Fuck, that hurt. She belonged here? Her? Roxy? She had always belonged here?
“Lucky is right,” Kristy said softly. “Best you accept it. The sooner the better. We’re a Crew.”
But she hadn’t chosen this Crew. Neither had Kristy, who had a panther inside of her that she hadn’t been okay with for the first entire year after the Grit-Bron Crew had Turned her.
“You don’t feel trapped here?” Roxy asked.
“I’m not trapped like you,” Kristy said.
Roxy frowned. “What do you mean?”
“I know you owe Grave money. Everybody does.”
Heat washed up her neck and landed in her cheeks. “Who told you that?” she demanded in a whisper.
“Everybody knows.” She shrugged. “Or maybe it’s pillow talk. Leech talks a lot.”
“Oh, hell. You and Leech?” Roxy whispered.
Kristy’s crimson red smile was proud. “Maybe.”
“Why?”
“Why not? He’s my Maker.”
“He and Grave are everyone’s Maker here,” she whispered.

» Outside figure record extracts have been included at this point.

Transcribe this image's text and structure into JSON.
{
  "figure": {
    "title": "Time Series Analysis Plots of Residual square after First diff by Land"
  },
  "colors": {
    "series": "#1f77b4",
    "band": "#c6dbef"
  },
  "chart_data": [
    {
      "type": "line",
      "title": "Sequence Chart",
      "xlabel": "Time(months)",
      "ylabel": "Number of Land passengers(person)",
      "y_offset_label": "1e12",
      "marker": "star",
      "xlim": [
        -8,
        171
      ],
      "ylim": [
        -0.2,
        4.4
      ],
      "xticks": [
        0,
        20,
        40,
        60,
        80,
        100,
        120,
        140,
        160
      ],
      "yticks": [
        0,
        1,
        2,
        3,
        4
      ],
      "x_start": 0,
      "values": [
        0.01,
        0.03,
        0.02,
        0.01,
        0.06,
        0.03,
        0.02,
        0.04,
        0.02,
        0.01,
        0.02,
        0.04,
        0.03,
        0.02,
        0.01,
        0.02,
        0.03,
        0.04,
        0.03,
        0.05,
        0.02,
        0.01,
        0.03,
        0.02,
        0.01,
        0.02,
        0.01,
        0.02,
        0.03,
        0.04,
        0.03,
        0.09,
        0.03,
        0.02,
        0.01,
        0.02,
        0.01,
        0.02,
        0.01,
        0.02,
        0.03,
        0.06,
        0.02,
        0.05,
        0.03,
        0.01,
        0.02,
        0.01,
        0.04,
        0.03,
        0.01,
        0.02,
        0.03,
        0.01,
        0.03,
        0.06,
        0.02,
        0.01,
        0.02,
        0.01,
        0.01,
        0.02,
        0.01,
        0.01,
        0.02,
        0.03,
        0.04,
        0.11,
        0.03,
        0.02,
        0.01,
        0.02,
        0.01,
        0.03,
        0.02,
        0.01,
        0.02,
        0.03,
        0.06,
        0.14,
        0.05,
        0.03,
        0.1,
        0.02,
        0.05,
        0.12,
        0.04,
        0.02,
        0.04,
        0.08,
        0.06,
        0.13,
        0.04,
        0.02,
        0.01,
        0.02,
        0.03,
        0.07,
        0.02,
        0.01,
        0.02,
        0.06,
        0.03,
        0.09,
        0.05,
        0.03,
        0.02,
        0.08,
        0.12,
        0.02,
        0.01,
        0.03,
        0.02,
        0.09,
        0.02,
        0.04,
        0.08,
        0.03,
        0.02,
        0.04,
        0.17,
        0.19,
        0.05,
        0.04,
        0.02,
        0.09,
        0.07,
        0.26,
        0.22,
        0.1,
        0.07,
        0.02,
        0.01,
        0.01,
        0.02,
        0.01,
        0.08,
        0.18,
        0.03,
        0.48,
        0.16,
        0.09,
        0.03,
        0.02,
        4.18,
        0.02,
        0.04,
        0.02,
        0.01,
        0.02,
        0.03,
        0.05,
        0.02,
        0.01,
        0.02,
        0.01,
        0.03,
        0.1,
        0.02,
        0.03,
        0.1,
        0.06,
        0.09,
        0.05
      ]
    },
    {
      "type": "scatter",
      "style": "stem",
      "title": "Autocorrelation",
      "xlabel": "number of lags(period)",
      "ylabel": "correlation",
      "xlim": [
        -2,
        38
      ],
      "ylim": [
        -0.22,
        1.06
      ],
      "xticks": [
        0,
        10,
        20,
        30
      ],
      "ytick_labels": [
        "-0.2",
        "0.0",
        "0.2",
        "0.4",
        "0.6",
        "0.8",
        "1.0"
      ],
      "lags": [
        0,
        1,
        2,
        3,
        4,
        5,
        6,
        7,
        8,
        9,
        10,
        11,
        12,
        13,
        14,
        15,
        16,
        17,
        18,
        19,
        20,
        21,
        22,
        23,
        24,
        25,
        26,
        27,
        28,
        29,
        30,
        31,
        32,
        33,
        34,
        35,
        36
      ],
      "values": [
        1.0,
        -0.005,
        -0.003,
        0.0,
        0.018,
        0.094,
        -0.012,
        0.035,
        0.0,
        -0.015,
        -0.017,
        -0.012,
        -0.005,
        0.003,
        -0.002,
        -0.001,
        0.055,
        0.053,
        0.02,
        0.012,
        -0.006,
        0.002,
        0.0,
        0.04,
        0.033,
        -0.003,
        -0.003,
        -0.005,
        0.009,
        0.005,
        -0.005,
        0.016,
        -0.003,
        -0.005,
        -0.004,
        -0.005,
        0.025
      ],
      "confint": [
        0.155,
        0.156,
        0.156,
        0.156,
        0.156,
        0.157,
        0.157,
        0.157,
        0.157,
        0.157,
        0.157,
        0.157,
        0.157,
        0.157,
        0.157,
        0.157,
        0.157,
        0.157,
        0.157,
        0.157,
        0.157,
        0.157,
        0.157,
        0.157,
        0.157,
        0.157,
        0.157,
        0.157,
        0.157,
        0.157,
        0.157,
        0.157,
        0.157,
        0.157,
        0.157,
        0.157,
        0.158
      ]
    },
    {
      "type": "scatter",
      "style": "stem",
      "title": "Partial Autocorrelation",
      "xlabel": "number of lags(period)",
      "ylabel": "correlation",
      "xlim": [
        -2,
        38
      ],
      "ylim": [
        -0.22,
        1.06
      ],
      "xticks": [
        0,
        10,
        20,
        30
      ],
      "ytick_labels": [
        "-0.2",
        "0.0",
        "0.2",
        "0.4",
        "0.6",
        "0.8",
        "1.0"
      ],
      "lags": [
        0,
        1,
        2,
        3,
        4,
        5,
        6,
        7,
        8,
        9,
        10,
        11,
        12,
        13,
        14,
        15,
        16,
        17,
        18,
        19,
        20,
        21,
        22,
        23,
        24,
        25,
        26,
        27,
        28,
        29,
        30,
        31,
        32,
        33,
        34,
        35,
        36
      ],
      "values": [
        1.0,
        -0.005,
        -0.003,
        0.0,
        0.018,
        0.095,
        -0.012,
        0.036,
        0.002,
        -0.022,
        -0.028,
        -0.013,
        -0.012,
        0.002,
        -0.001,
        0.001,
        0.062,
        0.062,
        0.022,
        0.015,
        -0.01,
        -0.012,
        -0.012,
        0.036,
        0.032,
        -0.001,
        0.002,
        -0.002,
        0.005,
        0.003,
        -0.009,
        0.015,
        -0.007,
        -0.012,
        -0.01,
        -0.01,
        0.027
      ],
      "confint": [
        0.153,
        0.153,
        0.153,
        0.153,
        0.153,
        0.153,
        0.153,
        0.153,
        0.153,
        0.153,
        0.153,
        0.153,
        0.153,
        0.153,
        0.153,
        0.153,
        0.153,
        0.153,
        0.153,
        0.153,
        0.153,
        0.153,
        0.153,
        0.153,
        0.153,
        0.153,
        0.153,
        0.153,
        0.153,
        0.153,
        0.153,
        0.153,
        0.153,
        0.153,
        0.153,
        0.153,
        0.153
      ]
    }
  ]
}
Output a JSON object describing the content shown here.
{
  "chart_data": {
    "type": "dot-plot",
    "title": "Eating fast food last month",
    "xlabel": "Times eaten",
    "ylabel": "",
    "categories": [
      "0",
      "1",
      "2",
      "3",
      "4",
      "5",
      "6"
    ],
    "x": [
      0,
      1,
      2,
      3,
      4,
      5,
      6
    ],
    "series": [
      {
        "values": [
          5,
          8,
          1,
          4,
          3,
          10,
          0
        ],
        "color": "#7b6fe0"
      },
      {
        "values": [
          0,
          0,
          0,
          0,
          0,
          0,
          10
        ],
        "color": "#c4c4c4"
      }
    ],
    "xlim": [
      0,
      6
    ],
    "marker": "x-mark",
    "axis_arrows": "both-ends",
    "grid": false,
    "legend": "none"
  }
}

“Yeah but he picked me special. He told me. He’s just been waiting for me to be okay with the animal and make sure he didn’t have to put me down.”
“Put you…Kristy, you’re fucking a guy who talks about maybe he was going to have to kill you because of the animal he put in you? And talking about it casually like that? Like it’s no big deal? It’s a big deal!”